The specific events and artist involvement depend heavily on the area. Rather than targeting a particular demographic, the Andaz team is looking to cater to the community. For example, while the West Hollywood property is geared toward the entertainment and music industry, the Wall Street location will focus on business and finance.

To that end, Frolich and his team try to think like hosts rather than hoteliers when it comes to property-specific amenities. For example, knowing that most people staying at the Fifth Avenue property will be doing considerable walking as they explore the city, each room at the hotel, opening next spring, will have a footbath and custom-made bath salts.

Learning to improvise
Clearly, it’s not just Frolich’s team that needs to think differently about the brand and its customers. Employees, particularly the hosts, must follow a different path than their counterparts in traditional hotels.
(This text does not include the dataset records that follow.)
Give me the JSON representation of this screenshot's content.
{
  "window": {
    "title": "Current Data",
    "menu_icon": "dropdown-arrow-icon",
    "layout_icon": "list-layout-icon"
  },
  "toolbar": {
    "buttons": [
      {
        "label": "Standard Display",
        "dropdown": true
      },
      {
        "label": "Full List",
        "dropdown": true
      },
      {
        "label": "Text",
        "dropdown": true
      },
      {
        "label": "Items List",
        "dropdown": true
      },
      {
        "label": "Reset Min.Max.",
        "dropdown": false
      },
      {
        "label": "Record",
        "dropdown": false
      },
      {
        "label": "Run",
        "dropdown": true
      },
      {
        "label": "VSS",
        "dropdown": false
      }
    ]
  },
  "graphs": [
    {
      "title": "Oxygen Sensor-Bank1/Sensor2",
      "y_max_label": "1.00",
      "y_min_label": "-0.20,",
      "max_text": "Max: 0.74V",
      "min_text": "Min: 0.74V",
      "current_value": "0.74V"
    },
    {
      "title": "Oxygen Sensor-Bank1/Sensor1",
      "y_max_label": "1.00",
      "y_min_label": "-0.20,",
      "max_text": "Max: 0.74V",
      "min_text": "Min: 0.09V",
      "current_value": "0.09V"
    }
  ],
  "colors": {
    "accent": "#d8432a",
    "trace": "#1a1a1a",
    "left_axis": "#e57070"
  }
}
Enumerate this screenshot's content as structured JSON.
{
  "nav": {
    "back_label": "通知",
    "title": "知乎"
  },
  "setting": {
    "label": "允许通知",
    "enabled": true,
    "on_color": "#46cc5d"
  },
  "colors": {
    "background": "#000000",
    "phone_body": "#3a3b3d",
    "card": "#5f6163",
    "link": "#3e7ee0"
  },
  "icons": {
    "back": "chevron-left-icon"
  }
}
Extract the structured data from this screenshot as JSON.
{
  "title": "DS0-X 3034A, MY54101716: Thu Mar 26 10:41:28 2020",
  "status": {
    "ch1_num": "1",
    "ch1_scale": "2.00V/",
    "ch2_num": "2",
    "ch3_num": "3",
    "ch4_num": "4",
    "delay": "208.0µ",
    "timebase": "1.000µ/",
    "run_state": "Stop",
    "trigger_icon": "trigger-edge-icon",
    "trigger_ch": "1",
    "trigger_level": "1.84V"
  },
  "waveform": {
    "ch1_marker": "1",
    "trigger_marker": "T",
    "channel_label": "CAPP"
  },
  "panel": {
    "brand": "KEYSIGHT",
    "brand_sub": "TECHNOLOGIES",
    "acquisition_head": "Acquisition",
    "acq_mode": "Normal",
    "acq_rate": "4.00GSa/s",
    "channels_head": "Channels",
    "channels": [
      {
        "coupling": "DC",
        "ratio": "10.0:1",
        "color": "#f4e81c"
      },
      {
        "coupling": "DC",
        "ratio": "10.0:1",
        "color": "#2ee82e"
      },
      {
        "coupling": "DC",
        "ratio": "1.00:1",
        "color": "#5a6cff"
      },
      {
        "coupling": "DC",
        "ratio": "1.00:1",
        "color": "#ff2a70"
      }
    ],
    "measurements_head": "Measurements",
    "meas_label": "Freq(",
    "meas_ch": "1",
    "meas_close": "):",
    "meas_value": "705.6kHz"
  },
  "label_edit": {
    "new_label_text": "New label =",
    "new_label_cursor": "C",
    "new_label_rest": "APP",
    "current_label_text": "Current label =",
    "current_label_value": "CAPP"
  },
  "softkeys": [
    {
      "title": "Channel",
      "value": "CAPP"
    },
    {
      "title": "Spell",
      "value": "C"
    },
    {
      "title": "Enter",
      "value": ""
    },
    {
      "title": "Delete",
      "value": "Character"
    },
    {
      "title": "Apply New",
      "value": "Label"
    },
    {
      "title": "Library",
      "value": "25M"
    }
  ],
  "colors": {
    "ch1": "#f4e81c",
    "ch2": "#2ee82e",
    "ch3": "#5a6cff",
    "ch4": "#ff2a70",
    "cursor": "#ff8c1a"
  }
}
Frolich said fitting people to the new role starts with recruiting, where people are hired more for their personalities than their administrative skills. “We want people who are local and can make good decisions,” he said. “We want to empower people to make decisions and be the guests’ host. Think about what a true host is—we want them to be able to fill that role.”

Once hired, hosts receive two types of training: traditional (skills) and non-traditional (improvisational). In West Hollywood, they participated in a two-day workshop with an improv comedy troupe. “The idea is to get them up on stage and have them perform in ways that will give them the extra confidence and improvisational skills to be able to deal with our very open concept,” said Frolich.

He noted that the feedback from employees was phenomenal. “It gave them the confidence to be able to deal with guests in a very unscripted way.”

The feedback thus far from guests at the London and West Hollywood locations has been just as enthusiastic. In fact, Frolich said it’s almost weird the way guests talk about the property using the words he and his team used when describing the type of service they wanted to provide.

Indeed, TripAdvisor contains many customer reviews with comments like “loved the atmosphere” and found the hotel to be a “total LA experience.” A far cry from the days when hotels reflected nothing of their surroundings, causing more than one businessperson to wake up and wonder what city they were in. As Frolich puts it, “We are the antithesis of a cookie-cutter hotel.”